A cardinal defect of the detective novel, in many critics’ eyes, is its need to skimp on character development. Almost by definition, a whodunit must guard from the reader’s view the deepest thoughts and urges of any character who might become a suspect, lest it become apparent (say, through an interior monologue) that he or she committed—or could not have committed—the foul deed in question. A certain superficiality, therefore, seems instrinsic to even the best-written examples of the genre.
Dibdin, in this first entry in his series about Italian police commissioner Aurelio Zen, remedies that flaw by taking the narrative structure of so-called literary fiction and turning it upside-down. Near the end of the book, there is a point at which Zen has solved the outer mysteries of this rich tale: Who kidnapped the Perugian industrialist Ruggiero Miletti? Who among Miletti’s entourage conspired with those kidnappers? Who killed the old patriarch as the kidnap scheme went awry? (Details from the 1978 kidnapping of Italian politician Aldo Moro form part of the backdrop to this plot.) At that point, before the finale, Dibdin unfurls a tapestry of acutely imagined character material, all of it comparable to what another writer might roll out in the early going of a “straight” novel. He unravels the inner mystery of several key suspects—telling their back-stories, revealing their core drives, making their attitude toward the murder victim completely transparent.

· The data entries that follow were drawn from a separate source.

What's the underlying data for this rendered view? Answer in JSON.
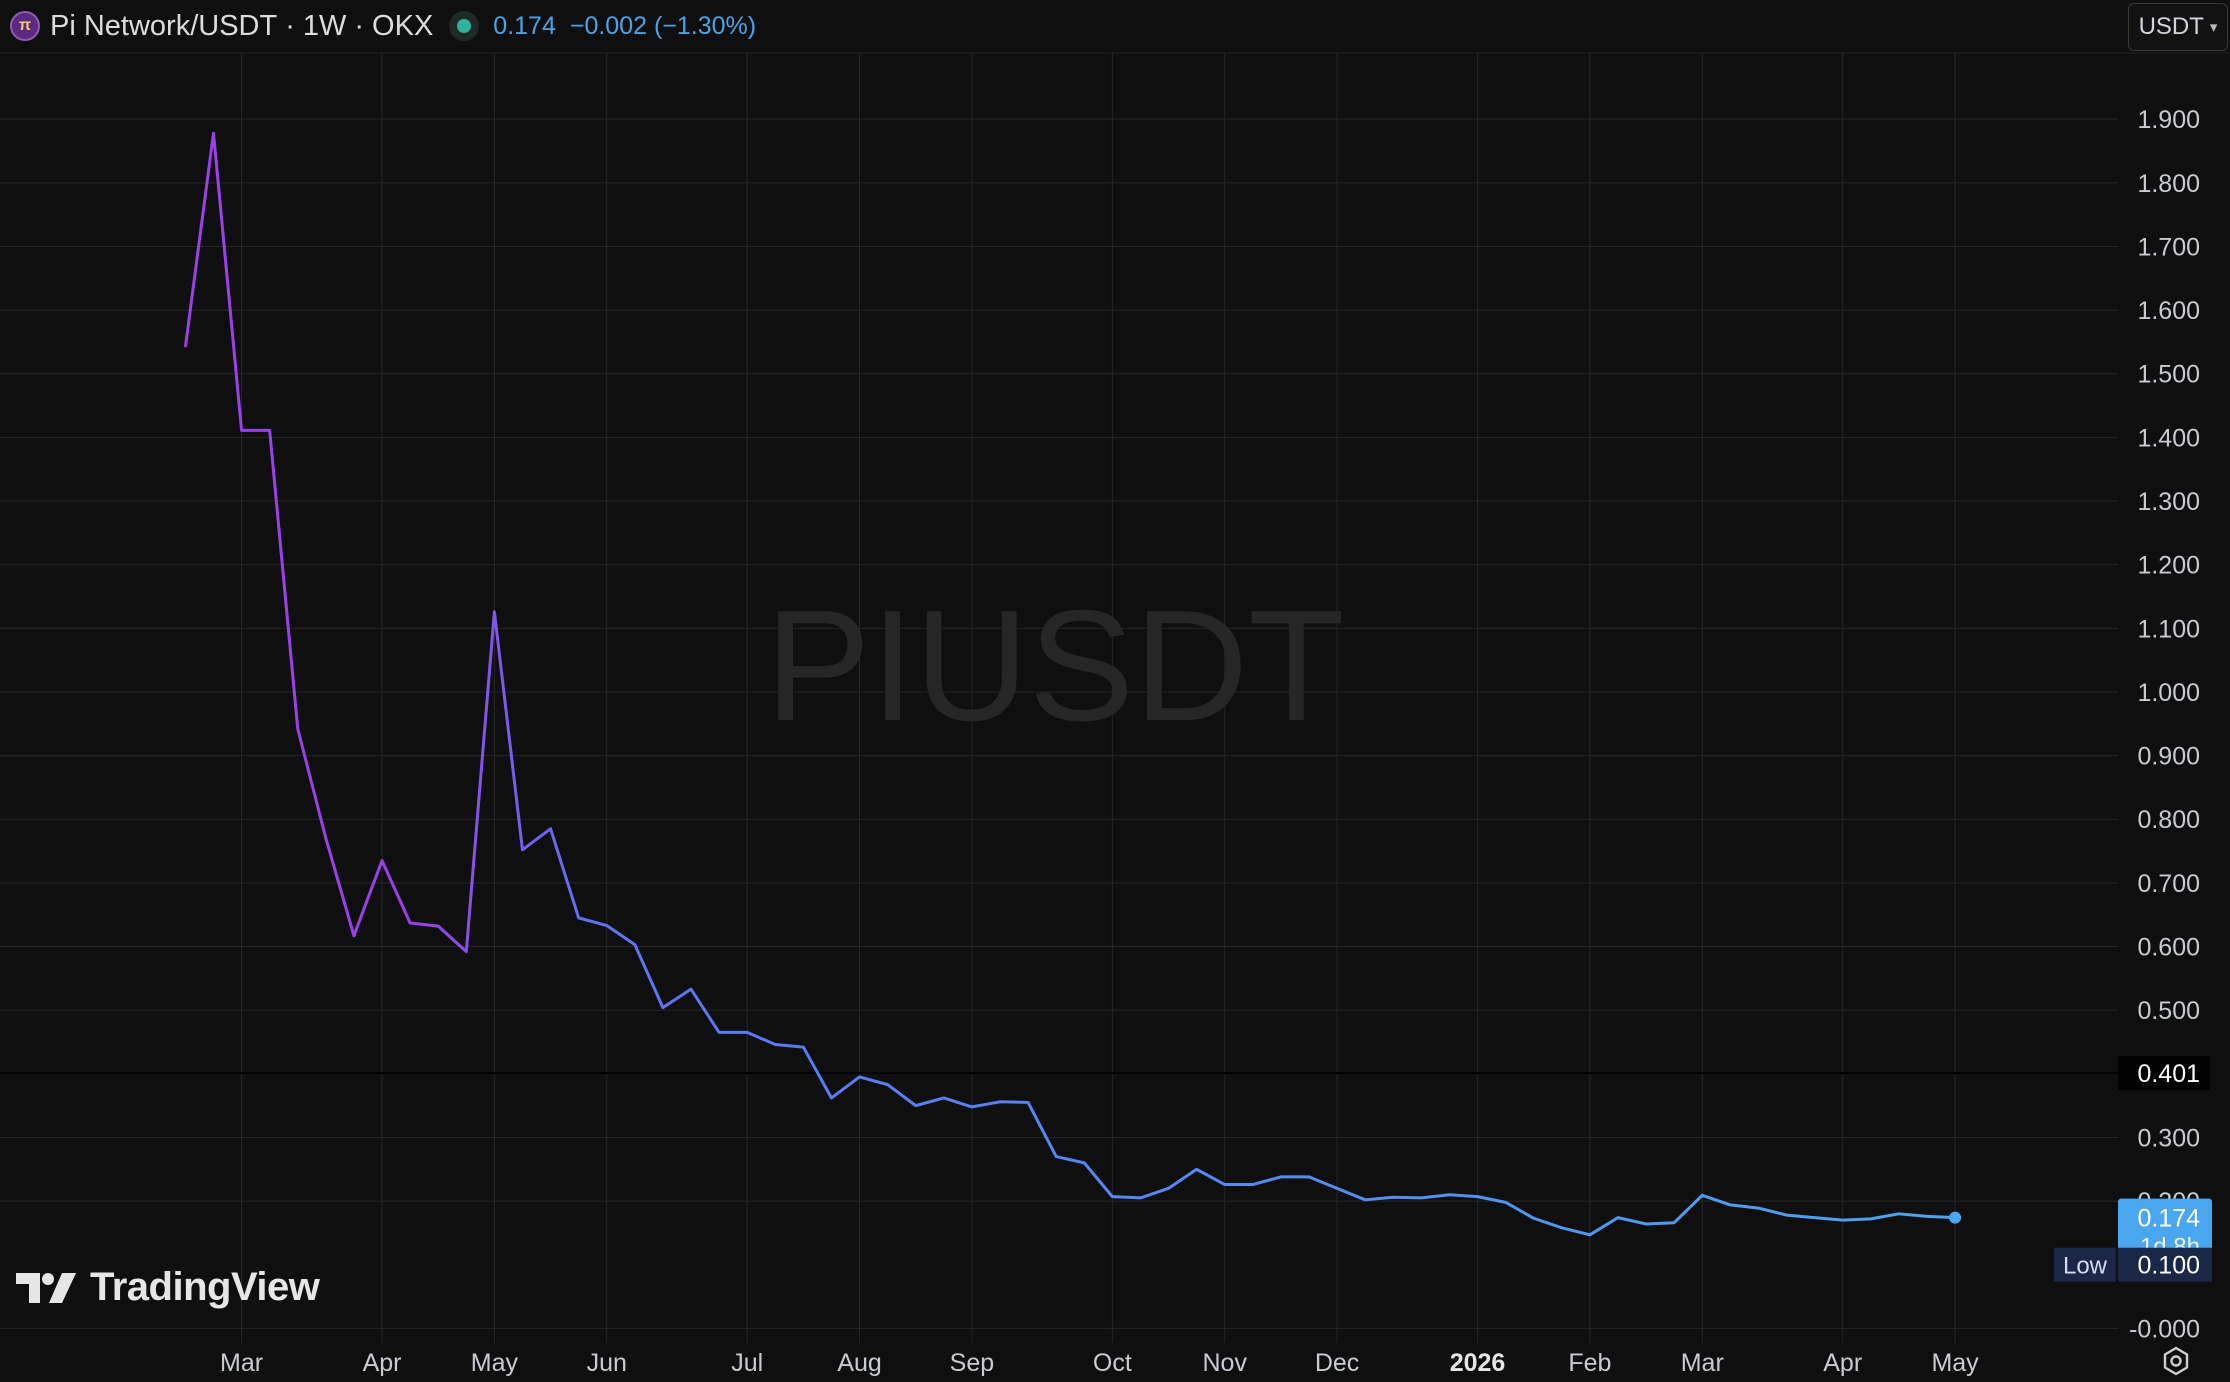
{
  "header": {
    "symbol_title": "Pi Network/USDT",
    "separator": "·",
    "interval": "1W",
    "exchange": "OKX",
    "price": "0.174",
    "change": "−0.002 (−1.30%)",
    "coin_icon": "pi-coin-icon",
    "status_icon": "market-status-dot"
  },
  "currency_selector": {
    "label": "USDT",
    "icon": "chevron-down-icon"
  },
  "watermark": "PIUSDT",
  "brand": {
    "logo_icon": "tradingview-logo-icon",
    "name": "TradingView"
  },
  "footer": {
    "settings_icon": "settings-gear-icon"
  },
  "colors": {
    "background": "#0f0f0f",
    "grid": "#262626",
    "line_start": "#9b3fe8",
    "line_mid": "#5b74f2",
    "line_end": "#4aa7ef",
    "price_badge": "#4aa7ef",
    "low_badge": "#1a2747",
    "text": "#d1d4dc"
  },
  "chart_data": {
    "type": "line",
    "title": "Pi Network/USDT · 1W · OKX",
    "xlabel": "",
    "ylabel": "",
    "ylim": [
      -0.023,
      2.004
    ],
    "y_ticks": [
      "1.900",
      "1.800",
      "1.700",
      "1.600",
      "1.500",
      "1.400",
      "1.300",
      "1.200",
      "1.100",
      "1.000",
      "0.900",
      "0.800",
      "0.700",
      "0.600",
      "0.500",
      "0.300",
      "-0.000"
    ],
    "y_tick_values": [
      1.9,
      1.8,
      1.7,
      1.6,
      1.5,
      1.4,
      1.3,
      1.2,
      1.1,
      1.0,
      0.9,
      0.8,
      0.7,
      0.6,
      0.5,
      0.3,
      0.0
    ],
    "y_hidden_tick": "0.200",
    "x_ticks": [
      {
        "label": "Mar",
        "week": 2,
        "bold": false
      },
      {
        "label": "Apr",
        "week": 7,
        "bold": false
      },
      {
        "label": "May",
        "week": 11,
        "bold": false
      },
      {
        "label": "Jun",
        "week": 15,
        "bold": false
      },
      {
        "label": "Jul",
        "week": 20,
        "bold": false
      },
      {
        "label": "Aug",
        "week": 24,
        "bold": false
      },
      {
        "label": "Sep",
        "week": 28,
        "bold": false
      },
      {
        "label": "Oct",
        "week": 33,
        "bold": false
      },
      {
        "label": "Nov",
        "week": 37,
        "bold": false
      },
      {
        "label": "Dec",
        "week": 41,
        "bold": false
      },
      {
        "label": "2026",
        "week": 46,
        "bold": true
      },
      {
        "label": "Feb",
        "week": 50,
        "bold": false
      },
      {
        "label": "Mar",
        "week": 54,
        "bold": false
      },
      {
        "label": "Apr",
        "week": 59,
        "bold": false
      },
      {
        "label": "May",
        "week": 63,
        "bold": false
      }
    ],
    "x_range_weeks": [
      -6.6,
      68.8
    ],
    "series": [
      {
        "values": [
          1.542,
          1.878,
          1.411,
          1.411,
          0.942,
          0.77,
          0.617,
          0.735,
          0.637,
          0.632,
          0.592,
          1.126,
          0.752,
          0.785,
          0.645,
          0.633,
          0.603,
          0.504,
          0.533,
          0.465,
          0.465,
          0.446,
          0.442,
          0.362,
          0.395,
          0.383,
          0.35,
          0.362,
          0.348,
          0.356,
          0.355,
          0.27,
          0.26,
          0.207,
          0.205,
          0.22,
          0.25,
          0.226,
          0.226,
          0.238,
          0.238,
          0.22,
          0.202,
          0.206,
          0.205,
          0.21,
          0.207,
          0.198,
          0.173,
          0.158,
          0.147,
          0.174,
          0.164,
          0.166,
          0.209,
          0.194,
          0.189,
          0.178,
          0.174,
          0.17,
          0.172,
          0.18,
          0.176,
          0.174
        ]
      }
    ],
    "crosshair_value": "0.401",
    "last_price": "0.174",
    "countdown": "1d 8h",
    "low_label": "Low",
    "low_value": "0.100"
  }
}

Somehow it all works. It works because, as in any good detective story, the detective practically fills the character-development quota all by himself. Zen comes across initially as a comic figure. The four Miletti children and their consorts, who pull the unseen strings behind this case, all make sport of him. Local investigating officers alternately ignore, humor, and manipulate him. Yet Zen, beneath a phlegmatic exterior, possesses a questing intelligence and a stout survival instinct that lead him to a measure of truth (though not, alas, to justice) and to victory in a bureaucratic battle (though not, of course, to victory in the larger war against corrupt officialdom).
The novel also works because of the compelling, albeit revolting, metaphor that Dibdin places at its thematic center. A ratking, a creature out of cryptozoology that comes into being when several rats fuse together at their tails, looms as the perfect image of how power operates in Italy. True, this many-headed rodent may not actually exist. But that aura of ambiguity only strengthens the point.
[ADDENDUM: News comes that the BBC will soon bring Aurelio Zen to television. Production starts this spring on three feature-length episodes, each based on a novel by Dibdin: Vendetta (1990) and Cabal (1992), along with Ratking. Although I look forward to seeing them, I’m a little worried that the producers of “Aurelio Zen” plan to adapt their source material almost beyond recognition. According to the BBC announcement, “the series will feature many of the combined attractions of Italy and the Dibdin novels—thrilling investigations, fun, warmth and beautiful people.” In Ratking, at least, “fun” and “warmth” are in very short supply. Playing Zen in the new series, meanwhile, will be Rufus Sewell, a ridiculously handsome man who hardly comports with my vision of the dour, middle-aged character that Dibdin created.]